Дальше распаковываю штатив, устанавливая его в рабочую зону, рядом выкладываю из рюкзака запечатанный задник-фон, дорожный диод-подсветку, мини проектор, чехлы с объективами и фотоаппарат. За годы переездов у меня сложилась привычка возить свои сокровища всегда отдельно и не отпускать от себя ни на секунду. Не знаю, что бы я сделала с тем, кто бы ухитрился потерять мою ценную кладь или не дай бог, небрежно швырнуть ее в багажник.
Отхожу на несколько шагов — студия постепенно приобретает черты человеческого жилища, причём жилища моего. Одежду быстро развешиваю на плечики на раме, заменяющей мне гардероб, и передвигаю в зону отдыха, поближе к козлу, торчащему посреди грозной инсталляции.
— Здесь немного, так что не запаришься. Надеюсь, ты ничего не имеешь против женских шмоток? А если и имеешь — мне плевать, — говорю я черепу. Алкоголь всегда развязывает мне язык, так что в собеседники годится даже мертвый козел.
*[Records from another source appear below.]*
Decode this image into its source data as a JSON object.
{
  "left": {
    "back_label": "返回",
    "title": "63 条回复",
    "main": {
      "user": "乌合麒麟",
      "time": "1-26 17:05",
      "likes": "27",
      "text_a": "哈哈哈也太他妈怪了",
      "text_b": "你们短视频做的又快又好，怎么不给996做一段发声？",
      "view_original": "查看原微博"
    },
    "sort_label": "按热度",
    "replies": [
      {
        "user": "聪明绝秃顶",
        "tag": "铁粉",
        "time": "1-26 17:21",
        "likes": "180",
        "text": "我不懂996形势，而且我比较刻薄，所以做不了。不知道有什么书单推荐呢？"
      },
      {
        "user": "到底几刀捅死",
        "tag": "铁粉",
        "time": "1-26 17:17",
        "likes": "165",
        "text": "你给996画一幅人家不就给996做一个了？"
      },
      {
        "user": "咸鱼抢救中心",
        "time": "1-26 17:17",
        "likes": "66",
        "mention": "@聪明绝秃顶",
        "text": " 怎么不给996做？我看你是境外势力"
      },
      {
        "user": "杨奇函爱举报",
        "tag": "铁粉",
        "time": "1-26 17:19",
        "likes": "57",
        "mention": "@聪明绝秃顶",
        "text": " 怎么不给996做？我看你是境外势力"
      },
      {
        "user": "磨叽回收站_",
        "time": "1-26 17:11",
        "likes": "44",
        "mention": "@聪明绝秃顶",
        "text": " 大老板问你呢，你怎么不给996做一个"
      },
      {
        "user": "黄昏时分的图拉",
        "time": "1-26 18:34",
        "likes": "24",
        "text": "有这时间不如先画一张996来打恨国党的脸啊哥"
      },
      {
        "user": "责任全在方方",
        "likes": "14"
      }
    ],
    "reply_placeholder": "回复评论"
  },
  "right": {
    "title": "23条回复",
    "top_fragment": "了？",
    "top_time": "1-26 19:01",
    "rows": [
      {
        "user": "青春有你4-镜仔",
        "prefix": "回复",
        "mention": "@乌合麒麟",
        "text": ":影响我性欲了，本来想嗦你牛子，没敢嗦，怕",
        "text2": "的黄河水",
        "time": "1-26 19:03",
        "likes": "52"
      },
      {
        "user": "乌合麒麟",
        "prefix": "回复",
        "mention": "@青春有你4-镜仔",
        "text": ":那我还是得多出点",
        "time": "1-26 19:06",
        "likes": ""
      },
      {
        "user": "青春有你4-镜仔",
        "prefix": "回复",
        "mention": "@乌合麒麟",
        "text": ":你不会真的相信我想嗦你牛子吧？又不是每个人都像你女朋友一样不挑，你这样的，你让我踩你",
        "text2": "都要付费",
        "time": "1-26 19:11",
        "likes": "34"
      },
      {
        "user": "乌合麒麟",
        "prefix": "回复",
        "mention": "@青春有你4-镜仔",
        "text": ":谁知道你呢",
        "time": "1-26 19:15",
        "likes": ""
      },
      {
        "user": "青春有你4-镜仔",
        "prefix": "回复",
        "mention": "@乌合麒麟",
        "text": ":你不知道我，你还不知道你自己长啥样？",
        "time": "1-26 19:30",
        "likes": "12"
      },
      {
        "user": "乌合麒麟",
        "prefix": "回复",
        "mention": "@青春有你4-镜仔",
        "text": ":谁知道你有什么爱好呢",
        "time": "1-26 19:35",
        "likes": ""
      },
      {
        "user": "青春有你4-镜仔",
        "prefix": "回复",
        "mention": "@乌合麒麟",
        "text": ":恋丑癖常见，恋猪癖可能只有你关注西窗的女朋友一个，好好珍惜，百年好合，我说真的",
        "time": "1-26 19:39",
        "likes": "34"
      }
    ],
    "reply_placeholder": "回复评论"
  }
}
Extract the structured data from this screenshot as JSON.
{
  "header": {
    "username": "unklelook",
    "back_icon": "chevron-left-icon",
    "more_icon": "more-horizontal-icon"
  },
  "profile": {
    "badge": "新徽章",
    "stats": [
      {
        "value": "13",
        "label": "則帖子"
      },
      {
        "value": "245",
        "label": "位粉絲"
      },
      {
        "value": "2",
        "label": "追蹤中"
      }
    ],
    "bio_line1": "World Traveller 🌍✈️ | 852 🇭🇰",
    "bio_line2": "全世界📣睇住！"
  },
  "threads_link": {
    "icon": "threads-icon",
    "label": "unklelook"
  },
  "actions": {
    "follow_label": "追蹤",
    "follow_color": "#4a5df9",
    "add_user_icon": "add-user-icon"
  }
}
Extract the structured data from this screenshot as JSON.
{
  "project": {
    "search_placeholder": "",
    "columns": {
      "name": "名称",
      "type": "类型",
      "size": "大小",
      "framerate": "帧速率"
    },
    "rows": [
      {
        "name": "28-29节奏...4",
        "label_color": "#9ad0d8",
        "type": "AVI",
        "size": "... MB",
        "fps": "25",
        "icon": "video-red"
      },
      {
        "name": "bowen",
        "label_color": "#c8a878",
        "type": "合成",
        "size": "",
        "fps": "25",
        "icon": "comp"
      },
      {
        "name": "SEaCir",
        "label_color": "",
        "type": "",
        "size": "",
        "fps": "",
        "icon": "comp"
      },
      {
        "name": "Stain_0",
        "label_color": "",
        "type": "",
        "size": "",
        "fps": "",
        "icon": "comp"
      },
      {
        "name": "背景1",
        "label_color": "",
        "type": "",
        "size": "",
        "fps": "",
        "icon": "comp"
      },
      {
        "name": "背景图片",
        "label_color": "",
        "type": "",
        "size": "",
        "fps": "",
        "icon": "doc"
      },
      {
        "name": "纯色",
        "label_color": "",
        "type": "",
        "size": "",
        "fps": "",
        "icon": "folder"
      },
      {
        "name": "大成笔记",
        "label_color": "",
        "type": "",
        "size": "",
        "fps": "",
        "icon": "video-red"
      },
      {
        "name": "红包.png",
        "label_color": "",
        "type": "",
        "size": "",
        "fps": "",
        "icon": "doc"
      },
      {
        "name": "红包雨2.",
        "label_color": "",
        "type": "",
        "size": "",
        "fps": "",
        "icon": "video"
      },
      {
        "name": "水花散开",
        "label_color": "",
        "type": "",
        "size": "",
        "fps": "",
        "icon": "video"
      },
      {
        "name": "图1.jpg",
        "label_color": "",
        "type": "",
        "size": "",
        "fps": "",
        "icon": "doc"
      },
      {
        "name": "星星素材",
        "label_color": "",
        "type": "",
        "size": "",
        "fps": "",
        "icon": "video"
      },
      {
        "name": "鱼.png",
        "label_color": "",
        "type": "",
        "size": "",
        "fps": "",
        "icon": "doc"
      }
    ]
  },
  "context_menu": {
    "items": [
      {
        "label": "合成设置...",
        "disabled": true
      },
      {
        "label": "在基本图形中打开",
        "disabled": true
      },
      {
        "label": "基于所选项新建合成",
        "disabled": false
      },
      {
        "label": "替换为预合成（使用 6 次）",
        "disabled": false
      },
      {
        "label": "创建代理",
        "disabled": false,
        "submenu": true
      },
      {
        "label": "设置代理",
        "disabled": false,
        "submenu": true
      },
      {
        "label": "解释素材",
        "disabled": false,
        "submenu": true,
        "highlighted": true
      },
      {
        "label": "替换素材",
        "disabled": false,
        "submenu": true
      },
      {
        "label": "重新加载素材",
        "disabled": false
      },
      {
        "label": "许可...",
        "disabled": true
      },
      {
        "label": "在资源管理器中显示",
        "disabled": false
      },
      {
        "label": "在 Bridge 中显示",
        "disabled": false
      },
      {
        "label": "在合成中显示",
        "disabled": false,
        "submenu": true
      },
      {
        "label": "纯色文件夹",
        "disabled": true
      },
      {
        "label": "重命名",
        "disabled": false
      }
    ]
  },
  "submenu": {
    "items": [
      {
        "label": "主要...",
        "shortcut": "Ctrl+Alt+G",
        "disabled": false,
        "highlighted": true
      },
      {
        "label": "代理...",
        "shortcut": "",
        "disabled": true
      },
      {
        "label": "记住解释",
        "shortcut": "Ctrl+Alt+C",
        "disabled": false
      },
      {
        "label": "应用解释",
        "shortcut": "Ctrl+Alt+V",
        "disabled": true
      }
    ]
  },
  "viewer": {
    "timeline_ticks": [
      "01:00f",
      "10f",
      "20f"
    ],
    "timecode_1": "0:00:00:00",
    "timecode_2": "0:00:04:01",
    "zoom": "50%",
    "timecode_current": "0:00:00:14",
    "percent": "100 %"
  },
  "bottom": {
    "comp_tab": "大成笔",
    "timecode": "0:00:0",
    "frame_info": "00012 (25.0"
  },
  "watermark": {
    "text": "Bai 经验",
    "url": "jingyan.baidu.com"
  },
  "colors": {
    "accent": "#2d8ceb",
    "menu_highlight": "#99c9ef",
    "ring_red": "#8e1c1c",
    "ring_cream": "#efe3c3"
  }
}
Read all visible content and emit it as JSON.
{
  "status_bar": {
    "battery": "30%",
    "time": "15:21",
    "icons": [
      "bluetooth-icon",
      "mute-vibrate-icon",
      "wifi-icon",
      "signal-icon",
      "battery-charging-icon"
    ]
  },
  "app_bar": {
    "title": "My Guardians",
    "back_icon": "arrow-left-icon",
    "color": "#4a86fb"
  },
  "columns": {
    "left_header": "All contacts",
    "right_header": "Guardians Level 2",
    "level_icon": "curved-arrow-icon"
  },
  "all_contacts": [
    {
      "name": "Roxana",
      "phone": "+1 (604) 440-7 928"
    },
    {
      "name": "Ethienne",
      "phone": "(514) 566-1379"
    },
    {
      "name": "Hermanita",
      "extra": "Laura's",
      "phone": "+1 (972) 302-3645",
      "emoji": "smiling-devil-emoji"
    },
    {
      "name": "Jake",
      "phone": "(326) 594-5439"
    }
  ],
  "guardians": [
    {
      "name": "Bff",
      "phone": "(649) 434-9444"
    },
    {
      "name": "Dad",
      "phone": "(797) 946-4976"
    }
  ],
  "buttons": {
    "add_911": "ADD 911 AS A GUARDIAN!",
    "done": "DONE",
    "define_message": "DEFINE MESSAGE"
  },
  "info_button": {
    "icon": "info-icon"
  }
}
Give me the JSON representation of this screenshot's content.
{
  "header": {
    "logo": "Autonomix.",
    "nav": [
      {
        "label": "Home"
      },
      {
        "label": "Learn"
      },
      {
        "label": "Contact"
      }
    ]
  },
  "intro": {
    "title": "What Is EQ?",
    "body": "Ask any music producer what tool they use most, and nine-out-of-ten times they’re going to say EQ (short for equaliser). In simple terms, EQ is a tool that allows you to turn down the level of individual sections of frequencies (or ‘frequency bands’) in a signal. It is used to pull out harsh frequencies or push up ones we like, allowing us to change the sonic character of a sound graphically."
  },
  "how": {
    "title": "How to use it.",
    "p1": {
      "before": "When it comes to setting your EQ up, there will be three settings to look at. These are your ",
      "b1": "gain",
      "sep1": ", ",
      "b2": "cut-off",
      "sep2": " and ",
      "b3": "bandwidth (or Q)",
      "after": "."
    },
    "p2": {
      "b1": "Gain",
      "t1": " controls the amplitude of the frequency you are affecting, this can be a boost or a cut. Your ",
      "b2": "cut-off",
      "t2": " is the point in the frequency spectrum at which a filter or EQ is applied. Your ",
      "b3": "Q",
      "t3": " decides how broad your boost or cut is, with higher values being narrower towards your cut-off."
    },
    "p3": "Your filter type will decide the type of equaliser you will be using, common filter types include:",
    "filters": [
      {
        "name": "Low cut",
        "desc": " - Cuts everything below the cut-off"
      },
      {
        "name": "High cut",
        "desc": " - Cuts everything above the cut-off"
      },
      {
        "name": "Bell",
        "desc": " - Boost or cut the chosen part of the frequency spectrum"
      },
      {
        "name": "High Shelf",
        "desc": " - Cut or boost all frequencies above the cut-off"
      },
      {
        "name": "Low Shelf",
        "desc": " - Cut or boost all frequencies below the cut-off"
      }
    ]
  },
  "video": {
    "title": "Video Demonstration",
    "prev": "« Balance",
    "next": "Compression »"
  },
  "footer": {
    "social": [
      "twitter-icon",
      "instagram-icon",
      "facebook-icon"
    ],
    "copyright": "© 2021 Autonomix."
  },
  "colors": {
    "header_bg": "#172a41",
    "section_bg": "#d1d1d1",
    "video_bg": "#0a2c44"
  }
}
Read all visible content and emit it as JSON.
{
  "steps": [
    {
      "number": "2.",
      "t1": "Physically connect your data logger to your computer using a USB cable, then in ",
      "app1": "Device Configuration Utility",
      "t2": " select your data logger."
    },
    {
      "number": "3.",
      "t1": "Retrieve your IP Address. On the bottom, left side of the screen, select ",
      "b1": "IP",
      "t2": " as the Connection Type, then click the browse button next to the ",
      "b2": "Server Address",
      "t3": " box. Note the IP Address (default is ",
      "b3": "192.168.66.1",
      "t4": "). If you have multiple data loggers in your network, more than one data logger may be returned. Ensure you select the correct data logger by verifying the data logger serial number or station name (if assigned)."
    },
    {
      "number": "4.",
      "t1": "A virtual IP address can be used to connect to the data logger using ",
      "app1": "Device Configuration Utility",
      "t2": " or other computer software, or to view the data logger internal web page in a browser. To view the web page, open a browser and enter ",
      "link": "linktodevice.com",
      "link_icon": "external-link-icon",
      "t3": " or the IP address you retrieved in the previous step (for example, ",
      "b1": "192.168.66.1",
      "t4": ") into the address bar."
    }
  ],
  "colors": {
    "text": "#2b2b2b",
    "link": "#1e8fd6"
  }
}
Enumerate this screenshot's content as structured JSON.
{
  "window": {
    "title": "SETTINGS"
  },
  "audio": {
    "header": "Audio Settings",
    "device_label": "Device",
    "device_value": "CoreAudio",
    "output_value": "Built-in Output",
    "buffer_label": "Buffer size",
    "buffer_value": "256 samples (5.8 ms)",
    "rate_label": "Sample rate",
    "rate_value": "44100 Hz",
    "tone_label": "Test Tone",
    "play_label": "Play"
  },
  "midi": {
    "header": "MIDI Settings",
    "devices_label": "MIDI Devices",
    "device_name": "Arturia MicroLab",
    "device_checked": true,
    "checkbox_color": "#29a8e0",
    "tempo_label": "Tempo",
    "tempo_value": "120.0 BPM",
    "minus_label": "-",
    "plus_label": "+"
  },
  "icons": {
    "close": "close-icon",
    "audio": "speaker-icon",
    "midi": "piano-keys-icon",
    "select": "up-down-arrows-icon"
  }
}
Остальные мелочи сгружаю на полки, параллельно наливая себе ещё виски, в этот раз снова разбавляя. В моем новом доме нет ни крошки еды, так что если я не хочу свалиться без чувств раньше времени — придётся следить за выпивкой.
Свалиться я действительно хочу — только спать, а не в пьяное забытье, после которого непременно будет тошнить и раскалываться голова. Поэтому клятвенно обещаю козлу, что это последний бокал — по крайней мере до вечера, который вряд ли откроет мне горизонты удивительных событий.
— Слушай, давай уже по имени общаться, что мы как не родные, — стаскивая с себя джинсы и майку, говорю козлу. — Тем более, нам ещё жить вместе, целых две недели. Я перед тобой голая ходить буду, — игриво сообщаю ему я, и доказательство своих слов сбрасываю белье и с удовольствием потягиваюсь. Свобода от швов и тесных лямок — это же прекрасно. Главное сейчас — в ванную, одежду — в стирку, и до вечера — в меру здоровый сон, пока моя печень будет справляться с последствиями возлияний, чтобы, проснувшись, я смогла продолжить выпивать.
Что ещё остаётся делать в этой дыре?
— Две недели, слышишь? — снова обращаюсь я к козлу, подбирая одежду с постели. — Это мой план! А я никогда не отступаю от своих планов! Две… — я пытаюсь подавить накатившую зевоту, — недели. И если я останусь хотя бы на день дольше, можешь меня забодать. Хотя… — критично оглядываю я его, проходя мимо картины, чтобы подняться по небольшой лестнице в бывшую баню, превращённую стараниями моего дизайнера в отличную душевую. — Ни черта ты не сделаешь… ты же мертвый! Знаешь… Я назову тебя Антошкой. Да! Козел Антон! Совсем как мой первый парень! — довольная своей шуткой, нетрезво хихикаю я. — Такой же долбанутый и вечно недовольный! — на этом месте я понимаю, что с Джеком пора завязывать — склонность к шуточкам про бывших всегда выдаёт во мне вторую стадию опьянения.
На третьей я начинаю буянить и мне очень не хочется достигать ее раньше времени.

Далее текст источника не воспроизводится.